— Три коня рвут тебя на части, три любви; с тремя тебе, голубчик, жить, век вековать. Сбежать захочешь, убежишь и вернёшься. На канитель твою кладу тебе тридцать пять тучных лет, а там прощайся с заводиками. На театр твой кладу тебе шестьдесят лет, начиная от домашнего кружка. На жену твою кладу вам полвека жизни рука об руку. В горе и радости, в богатстве и бедности, в болезни и здравии, пока смерть не разлучит вас!
Заикина откинулась на спинку кресла:
— Анюта, мышь серая, тебе двадцать восьмой смертный год напророчила? Я же ещё десяток накину, до тридцать восьмого страшного. Накину, отведу! Нет, не я — сам ты себе их отведёшь. Возьмёшь под уздцы и в стойло, к кормушке с чистым пшеничным зерном! Переживёшь и отцо̀в срок, и дѐдов; до прадеда, жаль, полтора годка не дотянешь. Ну да то не беда, душа моя, то уже счастье, с твоим-то сердцем! Уйдёшь во сне, по-тихому, как праведник.
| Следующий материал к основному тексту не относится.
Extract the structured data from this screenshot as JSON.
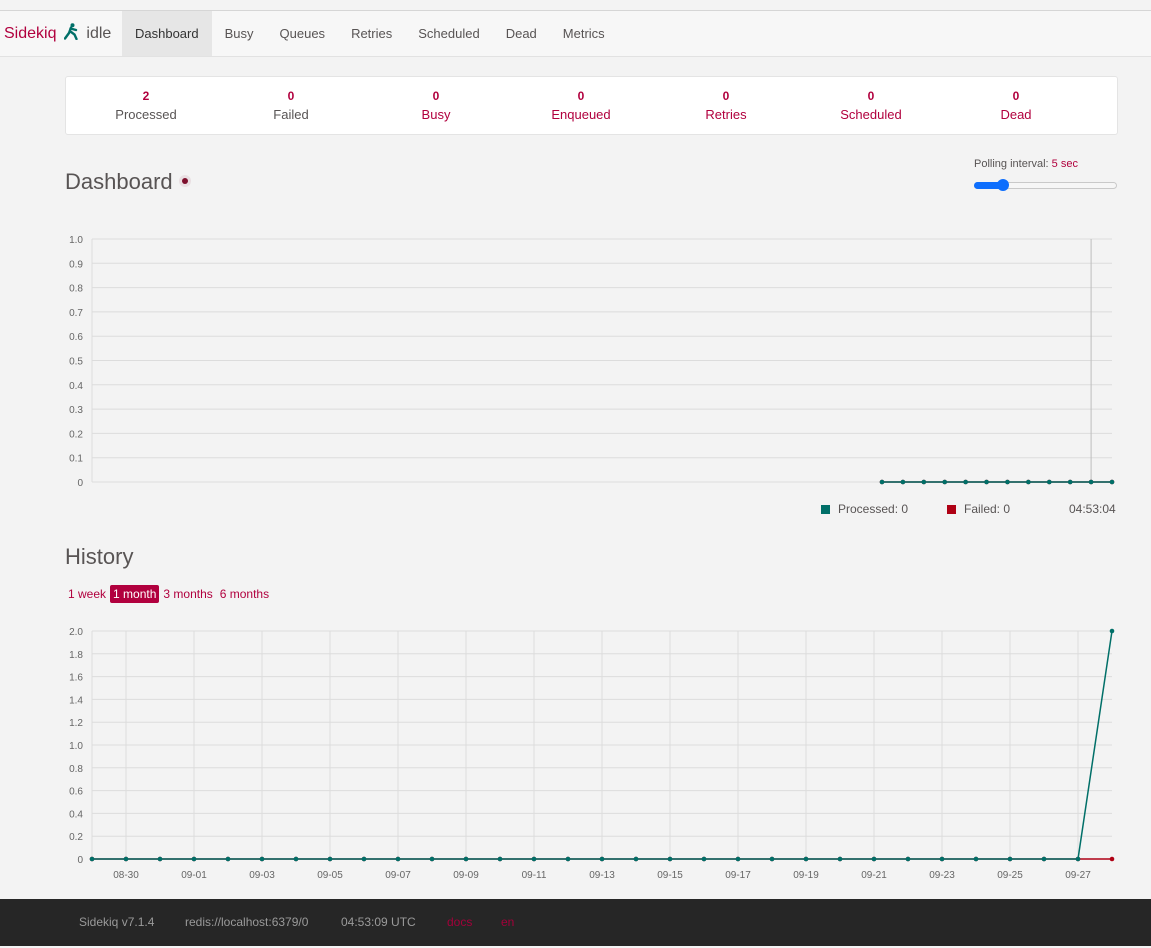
{
  "app": {
    "name": "Sidekiq",
    "status": "idle",
    "icon": "sidekiq-kicker-icon"
  },
  "nav": {
    "items": [
      "Dashboard",
      "Busy",
      "Queues",
      "Retries",
      "Scheduled",
      "Dead",
      "Metrics"
    ],
    "active": "Dashboard"
  },
  "stats": [
    {
      "value": "2",
      "label": "Processed"
    },
    {
      "value": "0",
      "label": "Failed"
    },
    {
      "value": "0",
      "label": "Busy"
    },
    {
      "value": "0",
      "label": "Enqueued"
    },
    {
      "value": "0",
      "label": "Retries"
    },
    {
      "value": "0",
      "label": "Scheduled"
    },
    {
      "value": "0",
      "label": "Dead"
    }
  ],
  "dashboard": {
    "title": "Dashboard",
    "polling_label": "Polling interval:",
    "polling_value": "5 sec",
    "polling_fraction": 0.2
  },
  "realtime": {
    "legend": {
      "processed": "Processed: 0",
      "failed": "Failed: 0",
      "time": "04:53:04"
    }
  },
  "history": {
    "title": "History",
    "ranges": [
      "1 week",
      "1 month",
      "3 months",
      "6 months"
    ],
    "active_range": "1 month"
  },
  "footer": {
    "version": "Sidekiq v7.1.4",
    "redis": "redis://localhost:6379/0",
    "time": "04:53:09 UTC",
    "docs": "docs",
    "locale": "en"
  },
  "colors": {
    "accent": "#b1003e",
    "processed": "#006f68",
    "failed": "#af0014",
    "footer_bg": "#262626"
  },
  "chart_data": [
    {
      "type": "line",
      "series": [
        {
          "name": "Processed",
          "values": [
            0,
            0,
            0,
            0,
            0,
            0,
            0,
            0,
            0,
            0,
            0,
            0
          ]
        },
        {
          "name": "Failed",
          "values": [
            0,
            0,
            0,
            0,
            0,
            0,
            0,
            0,
            0,
            0,
            0,
            0
          ]
        }
      ],
      "ylim": [
        0,
        1.0
      ],
      "yticks": [
        "0",
        "0.1",
        "0.2",
        "0.3",
        "0.4",
        "0.5",
        "0.6",
        "0.7",
        "0.8",
        "0.9",
        "1.0"
      ],
      "grid": true
    },
    {
      "type": "line",
      "x": [
        "08-29",
        "08-30",
        "08-31",
        "09-01",
        "09-02",
        "09-03",
        "09-04",
        "09-05",
        "09-06",
        "09-07",
        "09-08",
        "09-09",
        "09-10",
        "09-11",
        "09-12",
        "09-13",
        "09-14",
        "09-15",
        "09-16",
        "09-17",
        "09-18",
        "09-19",
        "09-20",
        "09-21",
        "09-22",
        "09-23",
        "09-24",
        "09-25",
        "09-26",
        "09-27",
        "09-28"
      ],
      "xticks": [
        "08-30",
        "09-01",
        "09-03",
        "09-05",
        "09-07",
        "09-09",
        "09-11",
        "09-13",
        "09-15",
        "09-17",
        "09-19",
        "09-21",
        "09-23",
        "09-25",
        "09-27"
      ],
      "series": [
        {
          "name": "Processed",
          "values": [
            0,
            0,
            0,
            0,
            0,
            0,
            0,
            0,
            0,
            0,
            0,
            0,
            0,
            0,
            0,
            0,
            0,
            0,
            0,
            0,
            0,
            0,
            0,
            0,
            0,
            0,
            0,
            0,
            0,
            0,
            2
          ]
        },
        {
          "name": "Failed",
          "values": [
            0,
            0,
            0,
            0,
            0,
            0,
            0,
            0,
            0,
            0,
            0,
            0,
            0,
            0,
            0,
            0,
            0,
            0,
            0,
            0,
            0,
            0,
            0,
            0,
            0,
            0,
            0,
            0,
            0,
            0,
            0
          ]
        }
      ],
      "ylim": [
        0,
        2.0
      ],
      "yticks": [
        "0",
        "0.2",
        "0.4",
        "0.6",
        "0.8",
        "1.0",
        "1.2",
        "1.4",
        "1.6",
        "1.8",
        "2.0"
      ],
      "grid": true
    }
  ]
}
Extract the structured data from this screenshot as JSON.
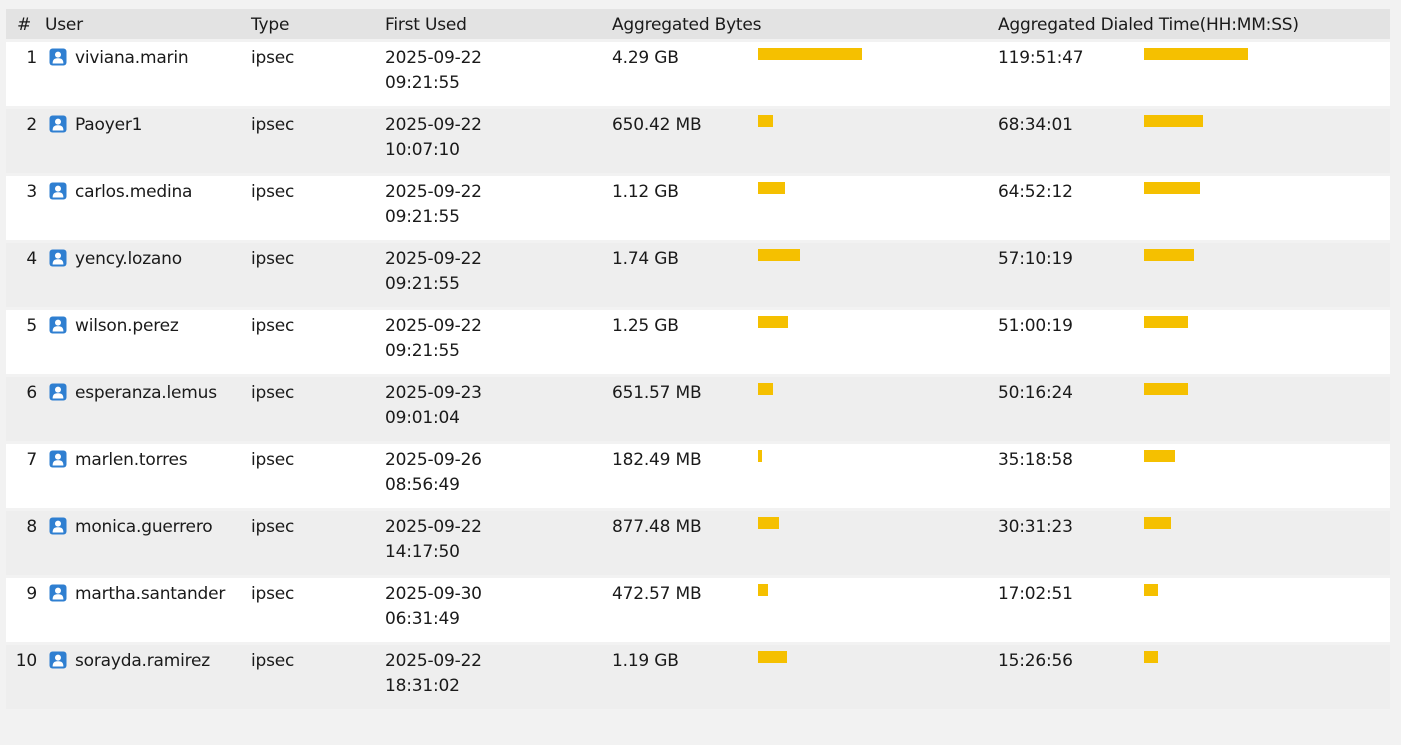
{
  "columns": {
    "index": "#",
    "user": "User",
    "type": "Type",
    "first_used": "First Used",
    "bytes": "Aggregated Bytes",
    "time": "Aggregated Dialed Time(HH:MM:SS)"
  },
  "colors": {
    "bar": "#f5c000",
    "icon": "#2f7fd1"
  },
  "rows": [
    {
      "index": "1",
      "user": "viviana.marin",
      "type": "ipsec",
      "date": "2025-09-22",
      "time_of_day": "09:21:55",
      "bytes": "4.29 GB",
      "bytes_frac": 1.0,
      "dialed": "119:51:47",
      "dialed_frac": 1.0
    },
    {
      "index": "2",
      "user": "Paoyer1",
      "type": "ipsec",
      "date": "2025-09-22",
      "time_of_day": "10:07:10",
      "bytes": "650.42 MB",
      "bytes_frac": 0.148,
      "dialed": "68:34:01",
      "dialed_frac": 0.572
    },
    {
      "index": "3",
      "user": "carlos.medina",
      "type": "ipsec",
      "date": "2025-09-22",
      "time_of_day": "09:21:55",
      "bytes": "1.12 GB",
      "bytes_frac": 0.261,
      "dialed": "64:52:12",
      "dialed_frac": 0.541
    },
    {
      "index": "4",
      "user": "yency.lozano",
      "type": "ipsec",
      "date": "2025-09-22",
      "time_of_day": "09:21:55",
      "bytes": "1.74 GB",
      "bytes_frac": 0.406,
      "dialed": "57:10:19",
      "dialed_frac": 0.477
    },
    {
      "index": "5",
      "user": "wilson.perez",
      "type": "ipsec",
      "date": "2025-09-22",
      "time_of_day": "09:21:55",
      "bytes": "1.25 GB",
      "bytes_frac": 0.291,
      "dialed": "51:00:19",
      "dialed_frac": 0.425
    },
    {
      "index": "6",
      "user": "esperanza.lemus",
      "type": "ipsec",
      "date": "2025-09-23",
      "time_of_day": "09:01:04",
      "bytes": "651.57 MB",
      "bytes_frac": 0.148,
      "dialed": "50:16:24",
      "dialed_frac": 0.419
    },
    {
      "index": "7",
      "user": "marlen.torres",
      "type": "ipsec",
      "date": "2025-09-26",
      "time_of_day": "08:56:49",
      "bytes": "182.49 MB",
      "bytes_frac": 0.0415,
      "dialed": "35:18:58",
      "dialed_frac": 0.295
    },
    {
      "index": "8",
      "user": "monica.guerrero",
      "type": "ipsec",
      "date": "2025-09-22",
      "time_of_day": "14:17:50",
      "bytes": "877.48 MB",
      "bytes_frac": 0.2,
      "dialed": "30:31:23",
      "dialed_frac": 0.255
    },
    {
      "index": "9",
      "user": "martha.santander",
      "type": "ipsec",
      "date": "2025-09-30",
      "time_of_day": "06:31:49",
      "bytes": "472.57 MB",
      "bytes_frac": 0.108,
      "dialed": "17:02:51",
      "dialed_frac": 0.142
    },
    {
      "index": "10",
      "user": "sorayda.ramirez",
      "type": "ipsec",
      "date": "2025-09-22",
      "time_of_day": "18:31:02",
      "bytes": "1.19 GB",
      "bytes_frac": 0.277,
      "dialed": "15:26:56",
      "dialed_frac": 0.129
    }
  ]
}
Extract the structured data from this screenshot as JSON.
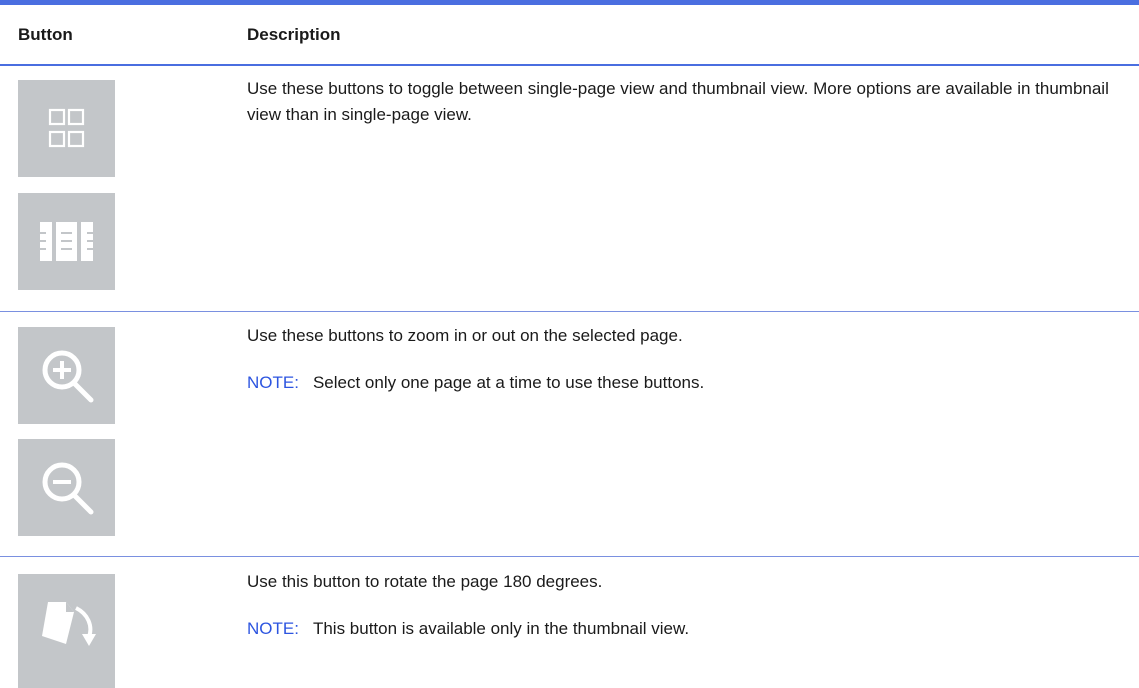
{
  "table": {
    "header": {
      "button": "Button",
      "description": "Description"
    },
    "rows": [
      {
        "buttons": [
          "thumbnail-view-icon",
          "single-page-view-icon"
        ],
        "description": "Use these buttons to toggle between single-page view and thumbnail view. More options are available in thumbnail view than in single-page view.",
        "note_label": "",
        "note_text": ""
      },
      {
        "buttons": [
          "zoom-in-icon",
          "zoom-out-icon"
        ],
        "description": "Use these buttons to zoom in or out on the selected page.",
        "note_label": "NOTE:",
        "note_text": "Select only one page at a time to use these buttons."
      },
      {
        "buttons": [
          "rotate-page-icon"
        ],
        "description": "Use this button to rotate the page 180 degrees.",
        "note_label": "NOTE:",
        "note_text": "This button is available only in the thumbnail view."
      }
    ]
  },
  "colors": {
    "accent": "#4a6ee0",
    "note_label": "#2d55e0",
    "button_bg": "#c3c6c9",
    "icon_fg": "#ffffff"
  }
}
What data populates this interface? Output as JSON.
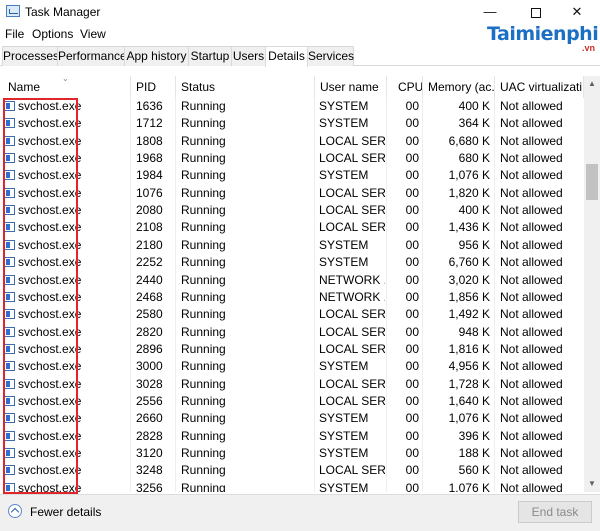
{
  "window": {
    "title": "Task Manager",
    "controls": {
      "minimize": "—",
      "close": "✕"
    }
  },
  "menu": [
    "File",
    "Options",
    "View"
  ],
  "watermark": {
    "logo": "Taimienphi",
    "suffix": ".vn"
  },
  "tabs": [
    "Processes",
    "Performance",
    "App history",
    "Startup",
    "Users",
    "Details",
    "Services"
  ],
  "active_tab": "Details",
  "columns": {
    "name": "Name",
    "pid": "PID",
    "status": "Status",
    "user": "User name",
    "cpu": "CPU",
    "memory": "Memory (ac...",
    "uac": "UAC virtualizati..."
  },
  "rows": [
    {
      "name": "svchost.exe",
      "pid": "1636",
      "status": "Running",
      "user": "SYSTEM",
      "cpu": "00",
      "mem": "400 K",
      "uac": "Not allowed"
    },
    {
      "name": "svchost.exe",
      "pid": "1712",
      "status": "Running",
      "user": "SYSTEM",
      "cpu": "00",
      "mem": "364 K",
      "uac": "Not allowed"
    },
    {
      "name": "svchost.exe",
      "pid": "1808",
      "status": "Running",
      "user": "LOCAL SER...",
      "cpu": "00",
      "mem": "6,680 K",
      "uac": "Not allowed"
    },
    {
      "name": "svchost.exe",
      "pid": "1968",
      "status": "Running",
      "user": "LOCAL SER...",
      "cpu": "00",
      "mem": "680 K",
      "uac": "Not allowed"
    },
    {
      "name": "svchost.exe",
      "pid": "1984",
      "status": "Running",
      "user": "SYSTEM",
      "cpu": "00",
      "mem": "1,076 K",
      "uac": "Not allowed"
    },
    {
      "name": "svchost.exe",
      "pid": "1076",
      "status": "Running",
      "user": "LOCAL SER...",
      "cpu": "00",
      "mem": "1,820 K",
      "uac": "Not allowed"
    },
    {
      "name": "svchost.exe",
      "pid": "2080",
      "status": "Running",
      "user": "LOCAL SER...",
      "cpu": "00",
      "mem": "400 K",
      "uac": "Not allowed"
    },
    {
      "name": "svchost.exe",
      "pid": "2108",
      "status": "Running",
      "user": "LOCAL SER...",
      "cpu": "00",
      "mem": "1,436 K",
      "uac": "Not allowed"
    },
    {
      "name": "svchost.exe",
      "pid": "2180",
      "status": "Running",
      "user": "SYSTEM",
      "cpu": "00",
      "mem": "956 K",
      "uac": "Not allowed"
    },
    {
      "name": "svchost.exe",
      "pid": "2252",
      "status": "Running",
      "user": "SYSTEM",
      "cpu": "00",
      "mem": "6,760 K",
      "uac": "Not allowed"
    },
    {
      "name": "svchost.exe",
      "pid": "2440",
      "status": "Running",
      "user": "NETWORK ...",
      "cpu": "00",
      "mem": "3,020 K",
      "uac": "Not allowed"
    },
    {
      "name": "svchost.exe",
      "pid": "2468",
      "status": "Running",
      "user": "NETWORK ...",
      "cpu": "00",
      "mem": "1,856 K",
      "uac": "Not allowed"
    },
    {
      "name": "svchost.exe",
      "pid": "2580",
      "status": "Running",
      "user": "LOCAL SER...",
      "cpu": "00",
      "mem": "1,492 K",
      "uac": "Not allowed"
    },
    {
      "name": "svchost.exe",
      "pid": "2820",
      "status": "Running",
      "user": "LOCAL SER...",
      "cpu": "00",
      "mem": "948 K",
      "uac": "Not allowed"
    },
    {
      "name": "svchost.exe",
      "pid": "2896",
      "status": "Running",
      "user": "LOCAL SER...",
      "cpu": "00",
      "mem": "1,816 K",
      "uac": "Not allowed"
    },
    {
      "name": "svchost.exe",
      "pid": "3000",
      "status": "Running",
      "user": "SYSTEM",
      "cpu": "00",
      "mem": "4,956 K",
      "uac": "Not allowed"
    },
    {
      "name": "svchost.exe",
      "pid": "3028",
      "status": "Running",
      "user": "LOCAL SER...",
      "cpu": "00",
      "mem": "1,728 K",
      "uac": "Not allowed"
    },
    {
      "name": "svchost.exe",
      "pid": "2556",
      "status": "Running",
      "user": "LOCAL SER...",
      "cpu": "00",
      "mem": "1,640 K",
      "uac": "Not allowed"
    },
    {
      "name": "svchost.exe",
      "pid": "2660",
      "status": "Running",
      "user": "SYSTEM",
      "cpu": "00",
      "mem": "1,076 K",
      "uac": "Not allowed"
    },
    {
      "name": "svchost.exe",
      "pid": "2828",
      "status": "Running",
      "user": "SYSTEM",
      "cpu": "00",
      "mem": "396 K",
      "uac": "Not allowed"
    },
    {
      "name": "svchost.exe",
      "pid": "3120",
      "status": "Running",
      "user": "SYSTEM",
      "cpu": "00",
      "mem": "188 K",
      "uac": "Not allowed"
    },
    {
      "name": "svchost.exe",
      "pid": "3248",
      "status": "Running",
      "user": "LOCAL SER...",
      "cpu": "00",
      "mem": "560 K",
      "uac": "Not allowed"
    },
    {
      "name": "svchost.exe",
      "pid": "3256",
      "status": "Running",
      "user": "SYSTEM",
      "cpu": "00",
      "mem": "1,076 K",
      "uac": "Not allowed"
    }
  ],
  "footer": {
    "fewer_details": "Fewer details",
    "end_task": "End task"
  },
  "colors": {
    "highlight": "#e0262b",
    "brand": "#1b6fc4"
  }
}
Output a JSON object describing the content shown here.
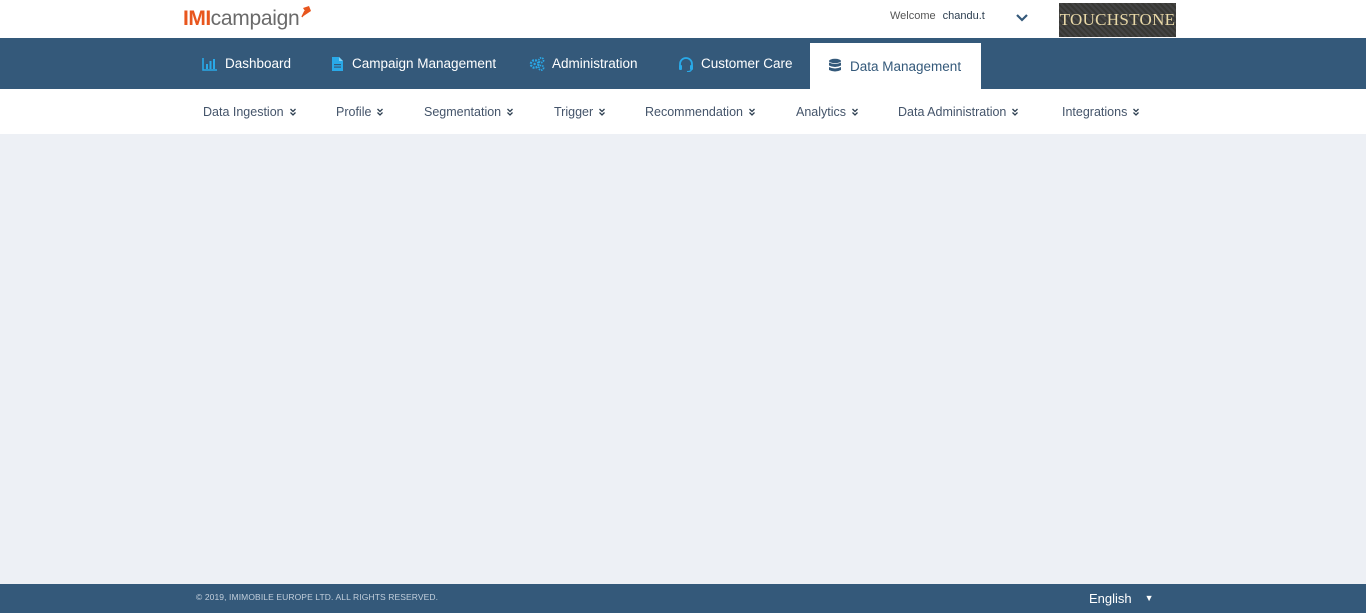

Врачи удивятся, не поверят: как и жил? с таким-то букетом?! Эх, врачи, пиявочники, клистирные трубки… Мы, нюансеры, долго живём, дольше назначенного — если, конечно, доле своей не противимся. Минует тебя и сума, и тюрьма, и барак в тайге, и пуля у кирпичной стены…
Старуха улыбнулась:
— Супруга твоя любезная в обнимку со всеми её болезнями, истинными и мнимыми… Да, вижу. До семидесяти семи дотянет, ты уж не сомневайся. Сын-туберкулёзник восемьдесят годков небо коптить будет. Дочка брата переплюнет — восемьдесят шесть, как один день. Ты уж постарайся, накрой плащом. Сложи пустячок к пустячку: взгляд к жесту, свет к музыке. Жалко будет, если прахом всё пойдёт! Семья ведь, не понюшка табаку! Ладно, хватит о тебе…
Она щёлкнула пальцами, будто кастаньетами.
— Эй, убивец! Да не прячься, всё равно вижу…
У стены встала тень в бежевом пальто-коверкоте и щегольском котелке. Карман пальто слегка оттопыривался: там лежал револьвер. Нет, не шестизарядный «француз» — семизарядный наган, из которого был убит несчастный Осенька.
— Я Миша Клёст, — произнесла тень.
И запнулась, словно забыла, что хотела сказать.
Явление второе
СВЕЧА
«Южный край», стр. 3:
В церкви темно. В церкви тихо.
— О преблаженне святителю Спиридоне! Умоли благосердие Человеколюбца Бога, да не осудит нас по беззакониям нашим, но да сотворит с нами по милости Своей…
Пусто в церкви. Время такое.
— Испроси мне, рабу Божию Михаилу, у Христа и Бога нашего мирное и безмятежное житие, здравие душевное и телесное…
Миша бьёт поклоны.
Пятью минутами раньше он возжёг свечу за упокой раба Божьего Иосифа. Миша не помнит, кто таков сей Иосиф, молод или стар, не помнит, был ли он знаком с усопшим — или знает лишь понаслышке. Но едва февраль сменится мартом, который здесь, в Петербурге — натуральная зима, как к Мише начинают приходить сны. Они смутны, невнятны. Двор, одинокий фонарь. Выстрелы, звон стекла. «С кем, кстати, имею честь?» Сарай с лопатами и мётлами. Костюмчик в талию, рубашка накрахмалена. «Лаврик. Ося…» Ствол нагана скрипит о зубы. «Я Миша Клёст, бью до слёз…» Клёст? Кто это — Клёст?!
Миша не помнит. Но всегда просыпается с криком, когда слышит: «Я Миша Клёст…» «Чш-ш-ш, — шепчет Оленька. Гладит его волосы, слипшиеся от пота. — Чш-ш-ш, всё в порядке, всё хорошо. Не кричи, Никиту разбудишь». «Да, — кивает Миша. — Извини, кошмары мучают». «Я знаю, — вздыхает Оленька. — Весна идёт…»
Раз весна, значит, время ставить поминальную свечу. Затеплится огонёк, и прощайте, кошмары.